Literature

The Boy Who Harnessed the Wind review – Chiwetel Ejiofor's charming directorial debut | The Guardian

The actor’s first film behind the camera is a stirring adaptation of a William Kamkwamba memoir telling an astonishing...

Last year, Chiwetel Ejiofor and Netflix headed to Sundance with Come Sunday, a dramatisation of the life of “heretic” pastor Carlton Pearson that, despite the provocative source material, fizzled out before making a soft landing online months later. Actor and platform have reassembled for a second attempt to woo Utah crowds with a BFI-backed project close to the Oscar nominee’s heart – so close, in fact, that the 12 Years a Slave star picked it as his directorial debut.

In The Boy Who Harnessed the Wind, Ejiofor has found an astonishing true story to tell, based on a book by William Kamkwamba, the boy of the title. It’s 2001 in Malawi, and the Kamkwamba family is struggling to make ends meet but parents Trywell (Ejiofor) and Agnes (Aïssa Maïga) remain focused on their children’s education, despite the financial cost.
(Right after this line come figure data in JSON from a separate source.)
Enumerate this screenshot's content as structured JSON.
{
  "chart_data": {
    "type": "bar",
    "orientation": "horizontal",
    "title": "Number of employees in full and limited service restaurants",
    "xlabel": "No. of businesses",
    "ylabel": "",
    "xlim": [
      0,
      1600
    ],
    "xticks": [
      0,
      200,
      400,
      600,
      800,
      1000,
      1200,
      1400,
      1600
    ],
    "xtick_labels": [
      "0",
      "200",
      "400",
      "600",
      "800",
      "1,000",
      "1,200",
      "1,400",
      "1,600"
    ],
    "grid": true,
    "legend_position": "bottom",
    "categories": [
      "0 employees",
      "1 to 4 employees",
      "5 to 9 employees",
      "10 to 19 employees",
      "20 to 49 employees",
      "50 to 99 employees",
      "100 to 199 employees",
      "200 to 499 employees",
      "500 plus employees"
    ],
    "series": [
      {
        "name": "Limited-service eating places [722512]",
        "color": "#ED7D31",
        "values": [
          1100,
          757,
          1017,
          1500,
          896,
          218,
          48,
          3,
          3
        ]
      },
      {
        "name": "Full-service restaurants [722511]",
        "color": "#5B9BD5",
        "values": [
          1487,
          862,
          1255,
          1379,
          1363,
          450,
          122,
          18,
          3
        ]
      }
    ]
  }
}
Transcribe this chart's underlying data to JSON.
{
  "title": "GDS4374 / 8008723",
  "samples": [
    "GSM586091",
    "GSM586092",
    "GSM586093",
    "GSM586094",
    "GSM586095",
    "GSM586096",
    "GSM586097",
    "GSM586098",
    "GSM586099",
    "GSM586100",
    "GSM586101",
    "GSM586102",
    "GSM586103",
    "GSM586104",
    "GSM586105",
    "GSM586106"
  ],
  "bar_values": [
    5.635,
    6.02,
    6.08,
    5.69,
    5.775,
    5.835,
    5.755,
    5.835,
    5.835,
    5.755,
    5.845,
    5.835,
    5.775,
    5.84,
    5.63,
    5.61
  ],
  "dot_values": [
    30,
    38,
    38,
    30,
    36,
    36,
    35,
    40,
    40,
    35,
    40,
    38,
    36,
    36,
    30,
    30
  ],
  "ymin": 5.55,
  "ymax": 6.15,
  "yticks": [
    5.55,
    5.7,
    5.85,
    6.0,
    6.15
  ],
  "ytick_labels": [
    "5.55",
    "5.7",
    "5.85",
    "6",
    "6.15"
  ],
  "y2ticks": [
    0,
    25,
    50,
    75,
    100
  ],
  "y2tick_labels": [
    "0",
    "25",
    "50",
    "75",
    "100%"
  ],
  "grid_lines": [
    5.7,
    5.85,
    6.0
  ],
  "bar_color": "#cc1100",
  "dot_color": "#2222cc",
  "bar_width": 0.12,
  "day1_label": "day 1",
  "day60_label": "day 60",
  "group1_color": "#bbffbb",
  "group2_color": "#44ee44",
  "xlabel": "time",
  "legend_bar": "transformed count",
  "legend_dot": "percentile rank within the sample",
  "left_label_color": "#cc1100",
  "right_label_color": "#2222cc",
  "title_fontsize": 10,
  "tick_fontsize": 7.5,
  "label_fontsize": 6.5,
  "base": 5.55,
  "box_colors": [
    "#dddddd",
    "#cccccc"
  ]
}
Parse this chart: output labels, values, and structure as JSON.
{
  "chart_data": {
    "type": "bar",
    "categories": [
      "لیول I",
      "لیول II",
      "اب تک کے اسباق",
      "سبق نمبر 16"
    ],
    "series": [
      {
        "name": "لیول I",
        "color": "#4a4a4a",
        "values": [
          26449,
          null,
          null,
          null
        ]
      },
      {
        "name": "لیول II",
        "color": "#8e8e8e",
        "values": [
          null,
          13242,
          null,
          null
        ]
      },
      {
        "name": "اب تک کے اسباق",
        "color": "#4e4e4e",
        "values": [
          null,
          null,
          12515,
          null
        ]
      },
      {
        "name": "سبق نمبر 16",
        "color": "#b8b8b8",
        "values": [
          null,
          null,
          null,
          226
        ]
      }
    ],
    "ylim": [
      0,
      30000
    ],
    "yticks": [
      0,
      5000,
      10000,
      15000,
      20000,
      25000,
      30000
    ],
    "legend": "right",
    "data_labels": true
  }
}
When their 13-year-old son William (Maxwell Simba) is forced to leave school after falling behind on payments, he becomes determined to help not only his family but a community facing famine.

When adapting a novel with a child protagonist, directors too often resort to creating an overly childlike film, earnest and sentimental to a fault, any sense of reality failing to seep through. From The Kite Runner to The Lovely Bones, a delicate balance of trauma and treacle on the page has erred toward an overdose of the latter on the big screen. Ejiofor, from a script he adapted himself, is up against a similar battle but despite behind-camera inexperience, he manages to toe the line with ease, skilfully manoeuvring between charm and poignancy. It’s a conventional film in many ways but one that slowly and effectively builds to a remarkably rousing climax, displaying an act of overwhelming ingenuity that’s hard to deny.